La Cacio e Pepe, ‘na storia burina

“Doppo che ho rinnegato Pasta e pane, so’ dieci giorni che nun calo, eppure
resisto, soffro e seguito le cure… me pare un anno e so’ du’ settimane. Nemmanco dormo più, le notti sane, pe’ damme er conciabbocca a le torture, le passo a immaginà le svojature co’ la lingua de fòra come un cane.

Ma vale poi la pena de soffrì lontano da ‘na tavola e ‘na sedia
pensanno che se deve da morì? Nun è pe’ fà er fanatico romano;
però de fronte a ‘sto campà d’inedia, mejo morì co’ la forchetta in mano!”

Aldo Fabrizi, La Dieta

La pasta Cacio e Pepe è traditora. Sembra una sciocchezza, un piatto che più facile non si potrebbe immaginare e invece saperla fare bene è un’arte. Se la preparavano i pastori, durante la transumanza e per forza di cose non potevano portarsi dietro né grande attrezzatura, né troppi ingredienti. La cacio e pepe è fatta di pecorino romano e pepe nero.

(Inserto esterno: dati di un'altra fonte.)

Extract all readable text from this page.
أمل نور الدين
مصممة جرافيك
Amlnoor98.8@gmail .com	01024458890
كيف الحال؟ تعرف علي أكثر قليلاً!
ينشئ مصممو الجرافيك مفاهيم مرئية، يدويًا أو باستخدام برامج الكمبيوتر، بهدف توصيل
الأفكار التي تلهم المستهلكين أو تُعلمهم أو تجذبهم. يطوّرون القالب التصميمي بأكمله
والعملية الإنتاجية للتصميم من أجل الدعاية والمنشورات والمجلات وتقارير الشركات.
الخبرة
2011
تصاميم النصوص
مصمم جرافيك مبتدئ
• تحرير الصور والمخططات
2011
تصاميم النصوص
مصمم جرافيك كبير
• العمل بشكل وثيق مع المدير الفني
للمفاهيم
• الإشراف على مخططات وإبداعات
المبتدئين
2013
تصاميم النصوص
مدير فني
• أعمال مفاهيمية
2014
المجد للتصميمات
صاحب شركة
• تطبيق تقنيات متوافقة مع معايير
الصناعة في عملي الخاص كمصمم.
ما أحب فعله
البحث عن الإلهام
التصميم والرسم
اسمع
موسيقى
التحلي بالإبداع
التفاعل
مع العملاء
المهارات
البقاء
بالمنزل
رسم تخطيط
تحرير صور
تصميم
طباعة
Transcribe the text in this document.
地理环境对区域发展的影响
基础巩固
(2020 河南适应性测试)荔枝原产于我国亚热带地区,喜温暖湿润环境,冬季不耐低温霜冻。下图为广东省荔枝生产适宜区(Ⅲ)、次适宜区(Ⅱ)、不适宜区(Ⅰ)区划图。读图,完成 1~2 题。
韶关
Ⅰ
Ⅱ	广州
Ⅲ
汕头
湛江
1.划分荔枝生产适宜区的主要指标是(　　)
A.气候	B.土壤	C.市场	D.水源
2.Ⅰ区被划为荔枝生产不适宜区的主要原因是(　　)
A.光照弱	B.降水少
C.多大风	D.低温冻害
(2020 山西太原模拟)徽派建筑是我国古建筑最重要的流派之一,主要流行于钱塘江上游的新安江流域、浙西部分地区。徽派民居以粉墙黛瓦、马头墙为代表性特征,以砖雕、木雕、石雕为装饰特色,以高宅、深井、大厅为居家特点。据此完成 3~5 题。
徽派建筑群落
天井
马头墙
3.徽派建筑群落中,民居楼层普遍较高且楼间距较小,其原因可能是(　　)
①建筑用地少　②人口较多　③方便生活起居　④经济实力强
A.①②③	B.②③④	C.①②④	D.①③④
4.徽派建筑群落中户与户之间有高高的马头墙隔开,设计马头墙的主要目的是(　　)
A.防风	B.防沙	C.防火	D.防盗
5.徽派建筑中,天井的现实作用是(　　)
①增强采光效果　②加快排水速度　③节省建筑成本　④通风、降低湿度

La pasta più adatta è il tonnarello, che in Abruzzo chiamano spaghetto alla chitarra: spaghetto quadrato, fatto di semola di grano duro e sale.

La cacio e pepe è traditora perché se non si fa in modo di creare quella cremina che è la sua caratteristica il risultato sarà un sugo secco, impepato e senza nessuna attrattiva. Bisogna creare la cremina, come? Per prima cosa l’acqua nella quale far bollire la pasta deve essere poca, in modo da poter trattenere più amido possibile. Mentre la pasta cuoce si preleva una piccola quantità dell’acqua di cottura e ci si scioglie il pecorino romano grattugiato: per mezzo chilo di pasta ci vogliono tre etti di pecorino e mezzo cucchiaino di pepe per ciascun commensale.

Quindi, nella zuppiera di servizio mettiamo pecorino e pepe, sciolti con poca acqua di cottura. A tempo debito versiamo la pasta che dobbiamo scolare con una paletta forata, perché l’acqua di cottura ci servirà ancora. Appena calata la pasta aggiungiamo velocemente un mestolo di acqua di cottura e mescoliamo, servendo subito, che altrimenti il formaggio si raffredda e diventa duro. Una ultima spolverata di pepe sul piatto già pronto. Basta, non serve altro, eppure che bontà!